Traducción de Iñigo García Ureta
El autor nació en Londres en 1933. Con esta novela ha ganado el premio Whitbread del año 2002. La trama, recordada por uno de los protagonistas muchos años después, transcurre en un apacible barrio de las afueras de Londres, durante la Segunda Guerra Mundial. Las familias de Keith y de Stephen son muy distintas. Aquel es un buen alumno, en su casa todo es orden y corrección. Stephen, en cambio, tiene dificultades en los estudios y en su casa pasan estrecheces, admira a Keith, que tiene una gran influencia sobre él y, a veces, se aprovecha. Un día Keith le dice que su madre es espía alemana. A partir de ese instante, los dos chavales, a punto de dar el salto de la infancia a la adolescencia, se dedican a espiarla y a conjeturar todo tipo de perversos planes contra los Aliados. Eso da lugar a diversas situaciones comprometidas que terminan con el distanciamiento entre los dos amigos. Stepehen se queda solo y, al final, descubre que las andanzas de la madre de Keith eran algo bien distinto de una trama de espionaje.

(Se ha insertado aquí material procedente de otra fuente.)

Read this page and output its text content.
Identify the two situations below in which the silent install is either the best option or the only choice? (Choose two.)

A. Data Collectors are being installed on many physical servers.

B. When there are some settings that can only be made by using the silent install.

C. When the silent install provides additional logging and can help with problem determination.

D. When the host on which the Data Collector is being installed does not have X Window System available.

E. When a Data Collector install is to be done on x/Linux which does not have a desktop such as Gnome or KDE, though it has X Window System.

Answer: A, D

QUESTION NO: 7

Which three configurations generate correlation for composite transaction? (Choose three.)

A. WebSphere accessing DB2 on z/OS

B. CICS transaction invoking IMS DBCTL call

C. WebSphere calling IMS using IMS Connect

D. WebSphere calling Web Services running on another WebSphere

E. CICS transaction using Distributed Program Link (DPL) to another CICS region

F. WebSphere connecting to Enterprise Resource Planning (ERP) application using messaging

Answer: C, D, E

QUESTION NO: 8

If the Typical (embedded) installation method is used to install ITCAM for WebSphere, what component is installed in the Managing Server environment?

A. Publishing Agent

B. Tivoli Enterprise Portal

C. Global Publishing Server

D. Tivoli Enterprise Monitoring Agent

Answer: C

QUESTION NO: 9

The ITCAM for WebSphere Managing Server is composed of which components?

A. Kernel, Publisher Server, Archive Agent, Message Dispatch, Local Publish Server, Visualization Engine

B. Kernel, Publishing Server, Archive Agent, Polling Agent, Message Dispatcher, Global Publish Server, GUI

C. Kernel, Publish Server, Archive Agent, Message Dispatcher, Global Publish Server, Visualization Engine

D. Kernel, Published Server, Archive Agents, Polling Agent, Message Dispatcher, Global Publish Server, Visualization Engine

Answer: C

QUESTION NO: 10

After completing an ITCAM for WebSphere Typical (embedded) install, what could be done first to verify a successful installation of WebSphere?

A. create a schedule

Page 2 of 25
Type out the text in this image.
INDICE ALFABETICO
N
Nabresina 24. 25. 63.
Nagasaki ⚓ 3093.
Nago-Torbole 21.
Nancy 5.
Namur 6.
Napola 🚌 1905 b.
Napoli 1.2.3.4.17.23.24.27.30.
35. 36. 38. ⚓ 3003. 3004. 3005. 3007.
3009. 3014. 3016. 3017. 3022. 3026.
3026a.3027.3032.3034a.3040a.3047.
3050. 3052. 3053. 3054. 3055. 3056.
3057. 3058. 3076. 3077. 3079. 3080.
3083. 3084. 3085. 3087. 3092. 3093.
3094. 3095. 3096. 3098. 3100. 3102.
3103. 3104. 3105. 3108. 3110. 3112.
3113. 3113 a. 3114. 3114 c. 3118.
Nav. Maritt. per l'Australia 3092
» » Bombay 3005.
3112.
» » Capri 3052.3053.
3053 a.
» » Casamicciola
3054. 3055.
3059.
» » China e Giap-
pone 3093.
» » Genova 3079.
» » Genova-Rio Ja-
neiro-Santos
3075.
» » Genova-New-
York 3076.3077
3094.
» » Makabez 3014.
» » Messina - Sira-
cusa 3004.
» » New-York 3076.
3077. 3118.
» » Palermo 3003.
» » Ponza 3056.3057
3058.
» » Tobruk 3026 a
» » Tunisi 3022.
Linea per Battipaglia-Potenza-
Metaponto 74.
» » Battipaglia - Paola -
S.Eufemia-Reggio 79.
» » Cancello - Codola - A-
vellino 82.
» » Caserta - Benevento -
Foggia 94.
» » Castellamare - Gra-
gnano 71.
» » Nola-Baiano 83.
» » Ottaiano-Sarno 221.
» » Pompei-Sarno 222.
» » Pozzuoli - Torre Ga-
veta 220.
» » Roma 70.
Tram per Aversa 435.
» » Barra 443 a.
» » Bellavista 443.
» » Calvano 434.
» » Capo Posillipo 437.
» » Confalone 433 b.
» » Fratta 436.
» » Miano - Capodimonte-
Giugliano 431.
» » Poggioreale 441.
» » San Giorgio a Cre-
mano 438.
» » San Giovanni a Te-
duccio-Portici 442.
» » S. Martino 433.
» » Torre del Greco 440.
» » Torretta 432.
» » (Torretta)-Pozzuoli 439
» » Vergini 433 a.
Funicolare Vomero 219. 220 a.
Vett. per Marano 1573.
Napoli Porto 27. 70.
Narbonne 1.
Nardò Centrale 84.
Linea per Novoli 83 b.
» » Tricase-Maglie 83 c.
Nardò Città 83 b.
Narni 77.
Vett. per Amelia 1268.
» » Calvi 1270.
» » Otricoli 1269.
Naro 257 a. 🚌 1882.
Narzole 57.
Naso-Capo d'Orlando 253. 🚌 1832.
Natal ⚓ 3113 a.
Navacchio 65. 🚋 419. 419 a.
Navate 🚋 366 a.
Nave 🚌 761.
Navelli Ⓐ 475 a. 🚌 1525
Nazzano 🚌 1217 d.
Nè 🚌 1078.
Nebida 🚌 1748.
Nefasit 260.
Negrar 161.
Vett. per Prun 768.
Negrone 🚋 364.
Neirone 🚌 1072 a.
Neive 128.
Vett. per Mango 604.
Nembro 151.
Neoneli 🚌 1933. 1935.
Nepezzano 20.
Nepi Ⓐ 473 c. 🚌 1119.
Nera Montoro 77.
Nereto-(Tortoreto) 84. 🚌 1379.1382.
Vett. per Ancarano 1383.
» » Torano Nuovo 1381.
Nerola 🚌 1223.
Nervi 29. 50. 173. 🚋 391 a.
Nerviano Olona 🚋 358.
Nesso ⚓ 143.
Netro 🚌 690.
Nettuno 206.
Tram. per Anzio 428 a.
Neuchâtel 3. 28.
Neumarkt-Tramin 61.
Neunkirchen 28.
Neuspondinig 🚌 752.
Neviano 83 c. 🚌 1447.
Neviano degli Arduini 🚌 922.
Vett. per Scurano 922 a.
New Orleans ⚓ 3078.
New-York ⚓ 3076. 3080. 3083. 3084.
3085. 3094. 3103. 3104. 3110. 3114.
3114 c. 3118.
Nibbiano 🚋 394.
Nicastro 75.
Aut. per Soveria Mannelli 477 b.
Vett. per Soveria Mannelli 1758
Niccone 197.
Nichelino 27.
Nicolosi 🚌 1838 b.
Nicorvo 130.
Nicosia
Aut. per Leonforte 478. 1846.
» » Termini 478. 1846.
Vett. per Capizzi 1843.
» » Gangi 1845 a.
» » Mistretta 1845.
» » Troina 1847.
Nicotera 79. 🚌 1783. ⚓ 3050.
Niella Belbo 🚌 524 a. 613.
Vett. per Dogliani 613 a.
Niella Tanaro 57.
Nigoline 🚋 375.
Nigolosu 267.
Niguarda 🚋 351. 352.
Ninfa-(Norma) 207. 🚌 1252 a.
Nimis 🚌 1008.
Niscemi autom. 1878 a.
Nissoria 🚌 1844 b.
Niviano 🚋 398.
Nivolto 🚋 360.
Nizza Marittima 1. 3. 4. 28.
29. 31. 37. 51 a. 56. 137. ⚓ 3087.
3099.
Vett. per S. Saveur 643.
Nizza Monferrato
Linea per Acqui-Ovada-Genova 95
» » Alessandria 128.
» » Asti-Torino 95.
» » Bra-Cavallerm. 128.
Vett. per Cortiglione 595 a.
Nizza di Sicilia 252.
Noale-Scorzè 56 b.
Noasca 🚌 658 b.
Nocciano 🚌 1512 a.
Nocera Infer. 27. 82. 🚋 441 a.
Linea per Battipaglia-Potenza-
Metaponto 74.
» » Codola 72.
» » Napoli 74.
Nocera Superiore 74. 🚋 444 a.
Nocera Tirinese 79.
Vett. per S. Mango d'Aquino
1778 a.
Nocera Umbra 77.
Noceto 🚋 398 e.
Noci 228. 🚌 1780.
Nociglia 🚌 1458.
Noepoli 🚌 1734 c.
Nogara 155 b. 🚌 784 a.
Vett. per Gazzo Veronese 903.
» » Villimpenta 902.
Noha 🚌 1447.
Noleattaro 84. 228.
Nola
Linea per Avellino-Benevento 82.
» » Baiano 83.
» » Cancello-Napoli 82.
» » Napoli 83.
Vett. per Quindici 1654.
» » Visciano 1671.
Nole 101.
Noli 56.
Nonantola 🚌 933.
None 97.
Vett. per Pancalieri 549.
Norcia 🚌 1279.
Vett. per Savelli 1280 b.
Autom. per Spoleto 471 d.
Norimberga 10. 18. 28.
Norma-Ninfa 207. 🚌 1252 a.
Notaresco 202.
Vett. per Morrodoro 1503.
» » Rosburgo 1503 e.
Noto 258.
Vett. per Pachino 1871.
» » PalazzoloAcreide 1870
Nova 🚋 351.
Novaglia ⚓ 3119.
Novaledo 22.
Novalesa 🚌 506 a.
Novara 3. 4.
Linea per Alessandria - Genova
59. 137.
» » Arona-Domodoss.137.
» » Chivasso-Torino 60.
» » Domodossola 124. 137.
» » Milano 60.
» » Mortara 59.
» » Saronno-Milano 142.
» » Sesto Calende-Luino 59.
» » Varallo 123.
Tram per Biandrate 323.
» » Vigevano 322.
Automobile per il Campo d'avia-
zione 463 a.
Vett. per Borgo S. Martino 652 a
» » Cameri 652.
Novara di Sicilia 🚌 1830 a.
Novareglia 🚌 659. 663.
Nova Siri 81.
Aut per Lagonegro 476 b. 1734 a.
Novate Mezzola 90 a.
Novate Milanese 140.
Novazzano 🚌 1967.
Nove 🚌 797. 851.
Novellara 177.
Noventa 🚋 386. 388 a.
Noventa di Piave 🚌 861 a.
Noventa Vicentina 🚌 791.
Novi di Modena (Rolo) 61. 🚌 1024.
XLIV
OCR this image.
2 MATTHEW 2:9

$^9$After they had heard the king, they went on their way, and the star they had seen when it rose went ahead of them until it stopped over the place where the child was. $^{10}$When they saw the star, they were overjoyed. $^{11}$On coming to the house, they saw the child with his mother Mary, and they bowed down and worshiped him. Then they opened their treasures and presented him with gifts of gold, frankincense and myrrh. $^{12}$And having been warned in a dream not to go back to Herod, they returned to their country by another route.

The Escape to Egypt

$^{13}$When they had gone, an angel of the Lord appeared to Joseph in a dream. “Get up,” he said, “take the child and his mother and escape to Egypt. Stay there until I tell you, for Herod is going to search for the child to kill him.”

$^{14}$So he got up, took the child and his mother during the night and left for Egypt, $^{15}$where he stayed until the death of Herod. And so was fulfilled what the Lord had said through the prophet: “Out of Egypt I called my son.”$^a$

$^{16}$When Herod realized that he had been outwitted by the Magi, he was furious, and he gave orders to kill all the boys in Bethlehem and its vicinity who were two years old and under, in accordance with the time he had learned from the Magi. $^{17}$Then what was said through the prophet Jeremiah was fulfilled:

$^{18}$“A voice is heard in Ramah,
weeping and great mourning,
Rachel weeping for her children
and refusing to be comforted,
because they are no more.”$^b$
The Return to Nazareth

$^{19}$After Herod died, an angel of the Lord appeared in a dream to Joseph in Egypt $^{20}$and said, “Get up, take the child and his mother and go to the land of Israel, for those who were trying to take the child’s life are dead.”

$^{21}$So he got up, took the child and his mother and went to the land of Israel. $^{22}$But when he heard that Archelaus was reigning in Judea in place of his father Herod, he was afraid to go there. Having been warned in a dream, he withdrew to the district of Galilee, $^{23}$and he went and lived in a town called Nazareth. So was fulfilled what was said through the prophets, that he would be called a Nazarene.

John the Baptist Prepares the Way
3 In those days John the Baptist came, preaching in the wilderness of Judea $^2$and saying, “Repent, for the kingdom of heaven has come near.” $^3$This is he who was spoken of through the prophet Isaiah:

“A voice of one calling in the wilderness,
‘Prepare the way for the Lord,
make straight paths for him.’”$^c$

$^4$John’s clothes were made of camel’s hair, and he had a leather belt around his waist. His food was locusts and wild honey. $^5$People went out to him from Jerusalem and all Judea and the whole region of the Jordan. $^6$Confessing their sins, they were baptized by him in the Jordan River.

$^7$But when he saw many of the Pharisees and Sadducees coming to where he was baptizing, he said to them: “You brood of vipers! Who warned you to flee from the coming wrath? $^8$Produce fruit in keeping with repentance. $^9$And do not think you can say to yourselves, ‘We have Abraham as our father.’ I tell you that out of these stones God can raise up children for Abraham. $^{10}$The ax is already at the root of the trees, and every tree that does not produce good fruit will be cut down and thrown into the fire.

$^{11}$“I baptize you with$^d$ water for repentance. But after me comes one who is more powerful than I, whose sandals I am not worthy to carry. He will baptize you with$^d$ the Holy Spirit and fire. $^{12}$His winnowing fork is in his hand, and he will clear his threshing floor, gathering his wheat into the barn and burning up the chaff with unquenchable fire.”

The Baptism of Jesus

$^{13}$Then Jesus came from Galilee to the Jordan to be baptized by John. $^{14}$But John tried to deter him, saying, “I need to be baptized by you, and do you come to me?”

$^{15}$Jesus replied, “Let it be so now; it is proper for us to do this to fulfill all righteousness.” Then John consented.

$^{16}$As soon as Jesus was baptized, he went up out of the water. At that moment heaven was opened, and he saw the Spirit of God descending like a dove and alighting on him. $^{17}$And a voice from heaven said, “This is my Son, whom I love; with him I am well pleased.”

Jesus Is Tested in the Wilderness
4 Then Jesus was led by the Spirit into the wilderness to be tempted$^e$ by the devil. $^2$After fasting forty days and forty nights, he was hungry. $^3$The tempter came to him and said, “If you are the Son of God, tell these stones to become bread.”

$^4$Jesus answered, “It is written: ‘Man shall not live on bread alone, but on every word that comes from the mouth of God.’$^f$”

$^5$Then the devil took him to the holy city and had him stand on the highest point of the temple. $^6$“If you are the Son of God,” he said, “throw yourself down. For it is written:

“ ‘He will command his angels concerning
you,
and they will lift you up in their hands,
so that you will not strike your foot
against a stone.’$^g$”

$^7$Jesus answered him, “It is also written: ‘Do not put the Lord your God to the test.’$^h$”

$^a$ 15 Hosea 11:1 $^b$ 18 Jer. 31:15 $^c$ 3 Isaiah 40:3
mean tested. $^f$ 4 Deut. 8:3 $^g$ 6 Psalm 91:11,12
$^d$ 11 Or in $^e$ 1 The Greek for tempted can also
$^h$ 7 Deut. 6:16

La novela está bien escrita, con precisión y amenidad. Queda muy bien reflejado el contraste entre el mundo de la infancia y de la adolescencia (fantasías aventureras, capacidad de asombro, dudas...) y el de los mayores, donde todo es mucho más complejo, problemático y, a veces, oscuro. Formalmente la novela es limpia. Tiene dos o tres comparaciones un poco irreverentes, que no vienen a cuento.